La fréquence et l'intensité des événements météorologiques extrêmes ont-elles augmenté durant ces 10 dernières années ?
Il est vrai que dans le contexte d'un réchauffement global, la tendance médiatique voudrait lui imputer à peu près tout ce que l'on considère comme anormal.
Il est très difficile de se montrer catégorique pour répondre à cette question fondamentale, mais pour tenter d'y répondre, il est important de prendre en considération les éléments suivants:
-La couverture médiatique est telle - grâce aux moyens technologiques actuels - qu' il ne se passe plus un événement météorologique dans le monde qui ne soit pas relayé dans les minutes ou heures qui suivent à la télévision ou sur la toile. Ce n'était pas le cas voici 30 ans, encore moins voici 100 ans. Souvent impressionnantes, ces images sont généralement très prisées par les médias.

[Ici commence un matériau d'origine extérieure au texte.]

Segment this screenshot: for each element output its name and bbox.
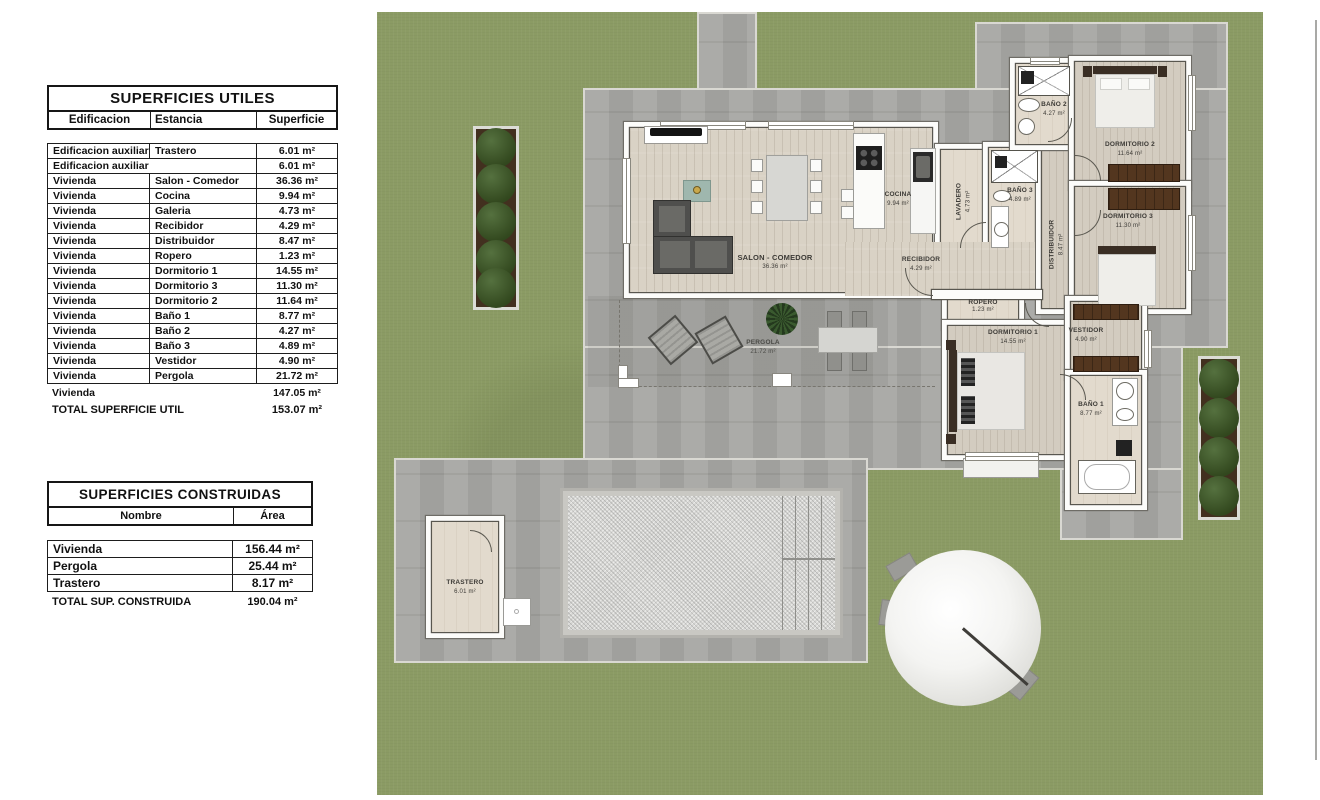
table-column-headers: Nombre Área <box>47 506 313 526</box>
table-cell: 11.64 m² <box>257 294 338 309</box>
total-row: TOTAL SUPERFICIE UTIL 153.07 m² <box>47 401 338 418</box>
table-title: SUPERFICIES CONSTRUIDAS <box>47 481 313 508</box>
table-cell: Cocina <box>150 189 257 204</box>
total-label: TOTAL SUP. CONSTRUIDA <box>47 596 191 608</box>
column-header: Superficie <box>256 112 336 128</box>
table-cell: Vivienda <box>48 174 150 189</box>
entry-path-step <box>697 12 757 90</box>
total-label: TOTAL SUPERFICIE UTIL <box>47 404 184 416</box>
table-cell: Salon - Comedor <box>150 174 257 189</box>
wardrobe <box>1108 164 1180 182</box>
kitchen-sink-basin <box>916 156 930 178</box>
table-cell: Vestidor <box>150 354 257 369</box>
bed-headboard <box>1098 246 1156 254</box>
table-row: Trastero8.17 m² <box>48 575 313 592</box>
nightstand <box>946 434 956 444</box>
column-header: Edificacion <box>49 112 150 128</box>
room-label-banyo3: BAÑO 34.89 m² <box>998 186 1042 205</box>
table-cell: Baño 2 <box>150 324 257 339</box>
table-cell: Recibidor <box>150 219 257 234</box>
table-cell: Ropero <box>150 249 257 264</box>
table-cell: Pergola <box>150 369 257 384</box>
column-base <box>772 373 792 387</box>
table-row: ViviendaGaleria4.73 m² <box>48 204 338 219</box>
cooktop <box>856 146 882 170</box>
sofa-cushion <box>660 241 690 268</box>
room-label-vestidor: VESTIDOR4.90 m² <box>1056 326 1116 345</box>
bar-stool <box>841 189 854 202</box>
room-label-dormitorio1: DORMITORIO 114.55 m² <box>978 328 1048 347</box>
table-cell: 6.01 m² <box>257 144 338 159</box>
room-label-distribuidor: DISTRIBUIDOR8.47 m² <box>1048 204 1067 284</box>
bar-stool <box>841 206 854 219</box>
room-label-dormitorio3: DORMITORIO 311.30 m² <box>1093 212 1163 231</box>
table-cell: 4.29 m² <box>257 219 338 234</box>
bathtub-basin <box>1084 464 1130 490</box>
table-row: ViviendaDistribuidor8.47 m² <box>48 234 338 249</box>
room-label-banyo1: BAÑO 18.77 m² <box>1068 400 1114 419</box>
pillow <box>1100 78 1122 90</box>
table-row: ViviendaBaño 24.27 m² <box>48 324 338 339</box>
table-cell: Trastero <box>48 575 233 592</box>
table-row: ViviendaSalon - Comedor36.36 m² <box>48 174 338 189</box>
window <box>1188 215 1196 271</box>
table-cell: 4.90 m² <box>257 354 338 369</box>
table-cell: Distribuidor <box>150 234 257 249</box>
table-cell: Dormitorio 1 <box>150 264 257 279</box>
table-cell: 21.72 m² <box>257 369 338 384</box>
table-cell: Vivienda <box>48 219 150 234</box>
table-cell: 14.55 m² <box>257 264 338 279</box>
table-row: ViviendaVestidor4.90 m² <box>48 354 338 369</box>
column-header: Estancia <box>150 112 256 128</box>
plan-right-border <box>1315 20 1317 760</box>
bush-icon <box>476 202 516 242</box>
bush-icon <box>476 268 516 308</box>
table-column-headers: Edificacion Estancia Superficie <box>47 110 338 130</box>
room-label-ropero: ROPERO1.23 m² <box>950 299 1016 315</box>
closet <box>1073 356 1139 372</box>
column-base <box>618 378 639 388</box>
dining-chair <box>751 201 763 214</box>
column-header: Área <box>233 508 311 524</box>
table-row: ViviendaCocina9.94 m² <box>48 189 338 204</box>
table-row: ViviendaPergola21.72 m² <box>48 369 338 384</box>
toilet <box>1018 118 1035 135</box>
table-row: Edificacion auxiliarTrastero6.01 m² <box>48 144 338 159</box>
subtotal-label: Vivienda <box>47 387 95 399</box>
bed <box>1098 254 1156 306</box>
table-cell: 25.44 m² <box>233 558 313 575</box>
bush-icon <box>1199 476 1239 516</box>
dining-chair <box>751 180 763 193</box>
window <box>1030 57 1060 65</box>
tv <box>650 128 702 136</box>
table-cell: Vivienda <box>48 354 150 369</box>
table-cell: 8.17 m² <box>233 575 313 592</box>
room-label-cocina: COCINA9.94 m² <box>868 190 928 209</box>
bush-icon <box>1199 437 1239 477</box>
table-cell: Edificacion auxiliar <box>48 144 150 159</box>
table-cell: Dormitorio 3 <box>150 279 257 294</box>
table-cell: Vivienda <box>48 294 150 309</box>
window <box>1188 75 1196 131</box>
total-value: 153.07 m² <box>256 404 338 416</box>
pool-step-line <box>821 496 822 630</box>
table-row: ViviendaDormitorio 311.30 m² <box>48 279 338 294</box>
room-label-dormitorio2: DORMITORIO 211.64 m² <box>1095 140 1165 159</box>
table-row: ViviendaBaño 18.77 m² <box>48 309 338 324</box>
superficies-utiles-table: SUPERFICIES UTILES Edificacion Estancia … <box>47 85 338 418</box>
dining-chair <box>810 180 822 193</box>
window <box>1144 330 1152 368</box>
subtotal-value: 147.05 m² <box>256 387 338 399</box>
table-cell: Edificacion auxiliar <box>48 159 257 174</box>
table-cell: 11.30 m² <box>257 279 338 294</box>
room-label-lavadero: LAVADERO4.73 m² <box>955 166 974 236</box>
nightstand <box>1158 66 1167 77</box>
floorplan-page: SUPERFICIES UTILES Edificacion Estancia … <box>0 0 1320 800</box>
table-cell: Vivienda <box>48 264 150 279</box>
table-cell: 36.36 m² <box>257 174 338 189</box>
total-value: 190.04 m² <box>232 596 313 608</box>
superficies-construidas-table: SUPERFICIES CONSTRUIDAS Nombre Área Vivi… <box>47 481 313 612</box>
table-cell: Vivienda <box>48 369 150 384</box>
room-label-banyo2: BAÑO 24.27 m² <box>1034 100 1074 119</box>
terrace-step <box>963 458 1039 478</box>
wardrobe <box>1108 188 1180 210</box>
table-cell: 4.73 m² <box>257 204 338 219</box>
shower-drain <box>1021 71 1034 84</box>
table-body: Edificacion auxiliarTrastero6.01 m²Edifi… <box>47 143 338 384</box>
column-header: Nombre <box>49 508 233 524</box>
table-cell: 4.27 m² <box>257 324 338 339</box>
pool-step-line <box>782 558 835 560</box>
bush-icon <box>1199 359 1239 399</box>
dining-chair <box>751 159 763 172</box>
room-label-salon: SALON - COMEDOR36.36 m² <box>720 252 830 272</box>
table-cell: Vivienda <box>48 309 150 324</box>
table-row: ViviendaRopero1.23 m² <box>48 249 338 264</box>
pillow <box>1128 78 1150 90</box>
table-row: ViviendaDormitorio 211.64 m² <box>48 294 338 309</box>
room-label-trastero: TRASTERO6.01 m² <box>435 578 495 597</box>
table-cell: Vivienda <box>48 339 150 354</box>
subtotal-row: Vivienda 147.05 m² <box>47 385 338 401</box>
toilet <box>1116 408 1134 421</box>
pool-step-line <box>795 496 796 630</box>
toilet <box>994 222 1009 237</box>
table-row: ViviendaBaño 34.89 m² <box>48 339 338 354</box>
sofa-cushion <box>659 206 685 232</box>
dining-chair <box>810 159 822 172</box>
bush-icon <box>476 164 516 204</box>
table-row: ViviendaDormitorio 114.55 m² <box>48 264 338 279</box>
table-cell: Pergola <box>48 558 233 575</box>
table-cell: 4.89 m² <box>257 339 338 354</box>
pillow <box>961 358 975 386</box>
table-cell: 8.77 m² <box>257 309 338 324</box>
nightstand <box>946 340 956 350</box>
table-row: ViviendaRecibidor4.29 m² <box>48 219 338 234</box>
window <box>622 158 631 244</box>
table-cell: 8.47 m² <box>257 234 338 249</box>
table-cell: Vivienda <box>48 234 150 249</box>
washbasin <box>1116 382 1134 400</box>
table-cell: Trastero <box>150 144 257 159</box>
recibidor-right-wall <box>932 290 1042 299</box>
table-cell: Vivienda <box>48 204 150 219</box>
shower-drain <box>995 156 1007 168</box>
outdoor-table <box>818 327 878 353</box>
sliding-door <box>965 452 1039 461</box>
dining-chair <box>810 201 822 214</box>
table-cell: Vivienda <box>48 249 150 264</box>
table-title: SUPERFICIES UTILES <box>47 85 338 112</box>
table-row: Edificacion auxiliar6.01 m² <box>48 159 338 174</box>
table-row: Vivienda156.44 m² <box>48 541 313 558</box>
dining-table <box>766 155 808 221</box>
pool-step-line <box>782 496 783 630</box>
room-label-recibidor: RECIBIDOR4.29 m² <box>890 255 952 274</box>
pool-step-line <box>808 496 809 630</box>
potted-plant-icon <box>766 303 798 335</box>
window <box>768 121 854 130</box>
table-cell: Baño 1 <box>150 309 257 324</box>
table-cell: Galeria <box>150 204 257 219</box>
table-cell: Baño 3 <box>150 339 257 354</box>
bed-headboard <box>949 350 957 432</box>
table-cell: Dormitorio 2 <box>150 294 257 309</box>
nightstand <box>1083 66 1092 77</box>
table-cell: 156.44 m² <box>233 541 313 558</box>
table-cell: Vivienda <box>48 189 150 204</box>
bush-icon <box>476 128 516 168</box>
bush-icon <box>1199 398 1239 438</box>
table-body: Vivienda156.44 m²Pergola25.44 m²Trastero… <box>47 540 313 592</box>
table-cell: Vivienda <box>48 541 233 558</box>
table-cell: 1.23 m² <box>257 249 338 264</box>
closet <box>1073 304 1139 320</box>
floor-lamp-icon <box>693 186 701 194</box>
total-row: TOTAL SUP. CONSTRUIDA 190.04 m² <box>47 592 313 612</box>
table-cell: Vivienda <box>48 279 150 294</box>
table-cell: 6.01 m² <box>257 159 338 174</box>
room-label-pergola: PERGOLA21.72 m² <box>733 338 793 357</box>
table-cell: 9.94 m² <box>257 189 338 204</box>
washer <box>1116 440 1132 456</box>
table-cell: Vivienda <box>48 324 150 339</box>
utility-box-mark <box>514 609 519 614</box>
bed-headboard <box>1093 66 1157 74</box>
table-row: Pergola25.44 m² <box>48 558 313 575</box>
pillow <box>961 396 975 424</box>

-Dans le même ordre d'idée, une très forte inégalité de traitement des ces images peut également nous induire en erreur. Toute l'attention médiatique s'est concentrée sur les cyclones qui ont touché les Etats-Unis cet automne, alors que dans le même temps, des typhons en série ravageaient Taiwan, le Sud-est de la Chine ou le Japon, dans une quasi indifférence générale.
-Autre élément important à prendre en considération est la question des bilans. Les bilans liés aux événements météorologiques sont matériels (coût) et/ou humains, mais jamais ou trop rarement sur la puissance réelle (rafales de vent, cumul pluviométrique) de ces catastrophes. Si Katrina fut le cyclone le plus cher de l'histoire, il est erroné de dire que c'était le plus violent. Avec une population mondiale en constante augmentation et un bâti de plus en plus dense, il est logique que les dégâts coûteront de plus en plus cher à l'avenir. Les projections des grandes sociétés de réassurance vont également dans ce sens.
-Pour suivre au quotidien la météo dans le monde depuis plus de 5 ans, il ne se passe pas un seul jour, sans qu'un événement météorologique d'importance se produise quelque part sur le globe. Mais le traitement ou non de ces événements dépend avant tout de critères subjectifs et émotionnels. Souvent impressionnantes, la demande pour ces images est forte. Mais une hausse de la demande guidée par la surmédiatisation ne rime pas forcément avec augmentation de ces événements.
En conclusion, pour autant que l'on puisse en tirer une, il est possible que les événements météorologiques extrêmes aient augmenté en fréquence et intensité au cours de ces 10-20 dernières années, mais certainement pas autant que l'on voudrait nous le faire croire.